Kajian wag harian 4 Jumadil Akhir 1447H
*BERNYAWA 2* (24-11- '25)
*إِنَّ شَرَّ ٱلدَّوَآبِّ عِندَ ٱللهِ ٱلصُّمُّ ٱلۡبُكۡمُ ٱلَّذِينَ لَا يَعۡقِلُونَ*
Al-Anfal, 8:22]
Sesungguhnya makhluk bergerak yang *bernyawa* yang paling *buruk* dalam pandangan Allah ialah mereka yang *tuli dan bisu* (tidak mendengar dan memahami kebenaran) yaitu orang² yang tidak *mengerti*.
Kata orang bijak :
Bahkan dalam *keheningan*, alam semesta senantiasa *bernyawa* dengan irama *penciptaan*.

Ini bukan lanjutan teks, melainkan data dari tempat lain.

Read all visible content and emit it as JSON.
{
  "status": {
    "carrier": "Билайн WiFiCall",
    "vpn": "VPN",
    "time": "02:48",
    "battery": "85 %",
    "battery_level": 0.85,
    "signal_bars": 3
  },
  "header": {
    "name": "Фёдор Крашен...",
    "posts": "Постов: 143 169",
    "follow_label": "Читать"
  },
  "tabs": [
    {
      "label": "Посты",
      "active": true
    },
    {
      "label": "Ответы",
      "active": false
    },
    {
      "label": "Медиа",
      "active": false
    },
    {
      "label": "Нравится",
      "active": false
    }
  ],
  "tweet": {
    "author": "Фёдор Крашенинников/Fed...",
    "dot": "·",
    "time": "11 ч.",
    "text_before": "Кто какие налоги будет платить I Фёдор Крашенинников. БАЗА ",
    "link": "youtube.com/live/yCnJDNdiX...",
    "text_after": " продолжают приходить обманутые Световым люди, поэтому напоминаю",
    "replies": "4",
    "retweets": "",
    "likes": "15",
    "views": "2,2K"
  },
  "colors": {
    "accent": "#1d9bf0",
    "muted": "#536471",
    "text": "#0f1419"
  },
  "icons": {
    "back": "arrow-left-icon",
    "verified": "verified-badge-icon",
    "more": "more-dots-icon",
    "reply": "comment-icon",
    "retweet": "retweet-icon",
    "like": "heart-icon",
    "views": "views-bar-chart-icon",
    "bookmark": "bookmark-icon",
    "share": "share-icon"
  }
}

(*Even in silence, the universe is constantly alive with the rhythm of creation*.
*حَتَّى فِي الصَّمْتِ يَظَلُّ الْكَوْنُ نَابِضًا بِإِيقَاعِ الْخَلْقِ*).
① Untuk mencapai *kedamaian*, kita harus memperlakukan semua yang *bernyawa* dengan penuh rasa *hormat*.
② Setiap *napas* yang kita hirup adalah anugerah, bukti kita masih *bernyawa* dan diberi *kesempatan* untuk berbuat baik.
③ Bukan seberapa *lama* kita hidup, tetapi seberapa *bermakna* hidup kita selagi masih *bernyawa*.
④ *Hargai* waktu dan orang² di sekitarmu; tak ada yang *tahu* kapan kesempatan *bernyawa* ini akan berakhir.
⑤ Jiwa yang *kuat* adalah yang mampu *menemukan* kedamaian dalam diri, meski raga yang *bernyawa* dirundung badai kehidupan.
⑥ Jangan biarkan *impianmu* mati sebelum ragamu, selagi masih *bernyawa* upayakan untuk *mewujudkannya*.
⑦ *Rasulullahﷺ* bersabda :
*لَا تَتَّخِذُوا شَيْئًا فِيهِ الرُّوحُ غَرَضًا*
Janganlah kalian *mengambil* sesuatu yang *bernyawa* sebagai *sasaran* (menembak). HR Muslim. (zainuddin as).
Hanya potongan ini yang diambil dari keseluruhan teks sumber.